I remember a lazy summer Sunday afternoon, in my teenage years.
My mother's Spanish-style strings-and-percussion band was on a merienda break, leaving all their instruments inside the house. They were all outside, in the patio, chatting, eating ham-and-egg sandwiches and drinking tall glasses of ice-cold pineapple juice.
The drum set caught my interest. I had long outgrown my fascination for drums. But I wanted to try out an experiment I made with an ancient set of Staedtler colored pens that had clogged dry before I could use up the colors (because I had forgotten all about them, hidden in my drawer for a thousand years).
I had concocted a mix of alcohol and distilled water, and used a dropper to carefully drip it into the felt core inside the colored pens, trying to revive the flow of colored ink. Then I tested the pens one by one. They seemed to work ok.
The green pen was probably over-inked, since it was making ugly blots on paper. I started doodling with it to remove the excess ink. I liked the feel of the pen, depositing green ink copiously on sketchpad paper. So, on the fly, I sketched the drum set sitting there among Mama's coterie of musical instruments.
Look at those hazures of green ink lines slightly blotting into fine strathmore paper. Don't you just love the feel of it? Green drums... omg...lol. Am I alone in this craziness or what?
If it ain't obvious by now, I'll say it again: I'm a compulsive doodler.
Give me any kind of paper, and give me any kind of writing instrument -- heck, anything that will hold ink for a while until I could apply it -- and I will draw figures and objects and scenes, complete with subtle shading, and often with smart-ass comments and comics-style dialog balloons.
But this isn't the point I want to make now. It is that, to satisfy my compulsion, I often indulge a related urge -- that of collecting, modifying, and fiddling with all kinds of pens, pencils, and brushes.
I think I acquired this obsession in the first grade, when my mother allowed me to mark my school books with marking pen. I became addicted to the perfumy-lacquer aroma of the quick-drying ink. I combined black-and-red marking pens with children's crayons (I had the 64-color Crayola set by third grade).
Also, Mama gave each of us kids our own huge blackboard, and supplied us with white and colored chalk so we could write and draw and play with shades of color, to ease the boredom of long summer days. (We had no TV, much less VCR's and computers, back then.)
Later, my interest shifted as I saw my Mama and Papa use ancient-looking fountain pens in their writing work. A fountain pen looked so cool and sophisticated. So while other classmates were using cheap ballpoint pens, I started using my own fountain pen in fourth grade. And because I was so madly in love with the feel of ink on paper, I started doodling -- on notebooks, on the margins of test papers... Heck, I'd have doodled on all my textbooks and on the classroom display charts had not my teachers warned me against defacing public property.

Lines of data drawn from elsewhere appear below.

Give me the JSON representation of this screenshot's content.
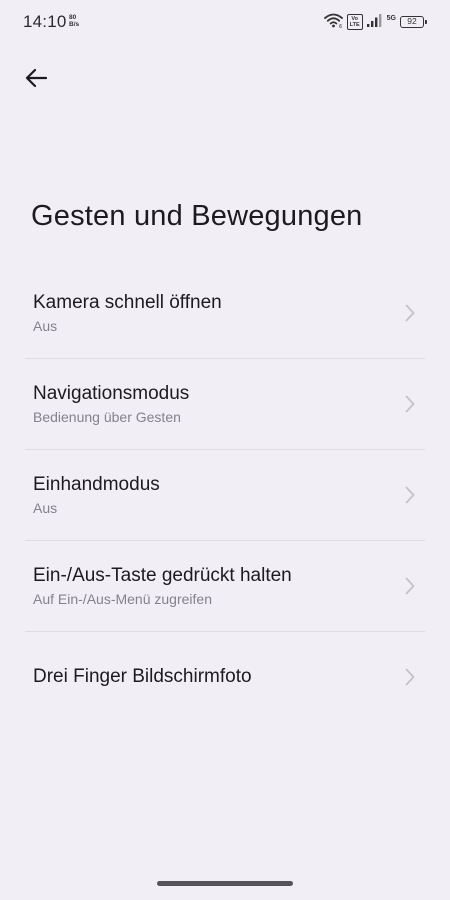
{
  "status_bar": {
    "time": "14:10",
    "net_speed_value": "80",
    "net_speed_unit": "B/s",
    "volte_line1": "Vo",
    "volte_line2": "LTE",
    "network_type": "5G",
    "battery_level": "92",
    "icons": [
      "wifi-icon",
      "volte-icon",
      "signal-icon",
      "battery-icon"
    ]
  },
  "header": {
    "back_icon": "arrow-left-icon",
    "title": "Gesten und Bewegungen"
  },
  "settings": {
    "items": [
      {
        "title": "Kamera schnell öffnen",
        "subtitle": "Aus"
      },
      {
        "title": "Navigationsmodus",
        "subtitle": "Bedienung über Gesten"
      },
      {
        "title": "Einhandmodus",
        "subtitle": "Aus"
      },
      {
        "title": "Ein-/Aus-Taste gedrückt halten",
        "subtitle": "Auf Ein-/Aus-Menü zugreifen"
      },
      {
        "title": "Drei Finger Bildschirmfoto"
      }
    ]
  },
  "colors": {
    "background": "#f1eff5",
    "text_primary": "#1d1b20",
    "text_secondary": "#85818c",
    "divider": "#dedbe2",
    "chevron": "#c4c1c8"
  }
}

Soon I graduated into calligraphic pen points, watercolors, colored pencils... then felt-tipped colored pens... then artist pastels... then charcoals, poster paints. And then, in middle school, I discovered Chinese brushes and color sticks. Ah the mystery of a Chinese brush, stiff and erect and bloated with ink... making love to a soft white scroll of rice paper... with techniques that I haven't mastered up to now.
There was no going back. I became totally, absolutely, hopelessly addicted to the utter sensuality of pens and inks. Doodles and sketches began to fill not just sketch pads, but reams upon reams of newsprint, substance-24 book paper... which in turn began to fill up envelops and folders and boxes, clogging up my drawers and cabinets.
It came to a point I was no longer satisfied with regular sketching and painting instruments. I began to experiment with worn-out bristles, toothbrushes, tightly-rolled kraft paper chiseled into fine points, my own fingernails for smudging charcoal... Good thing I hated Pollock, otherwise I would have poured latex paints of different colors on my clothes, and rolled myself onto a canvas wall.
Nowadays, I'm a so-called writer. That's what I'm supposed to do for a living, professionally, and for my political advocacies.
But now, with this blog, you know what my real pathological disorder is. I'm suffering from an obsession, a compulsion, a psychological condition. I'm a card-bearing member of the doodle-and-sketch-forever OCD brigade. In my case, I'm afraid it's an incurable disease. It's going to be the death of me yet.
And it's all my Mama's fault, in more ways than one....LOL.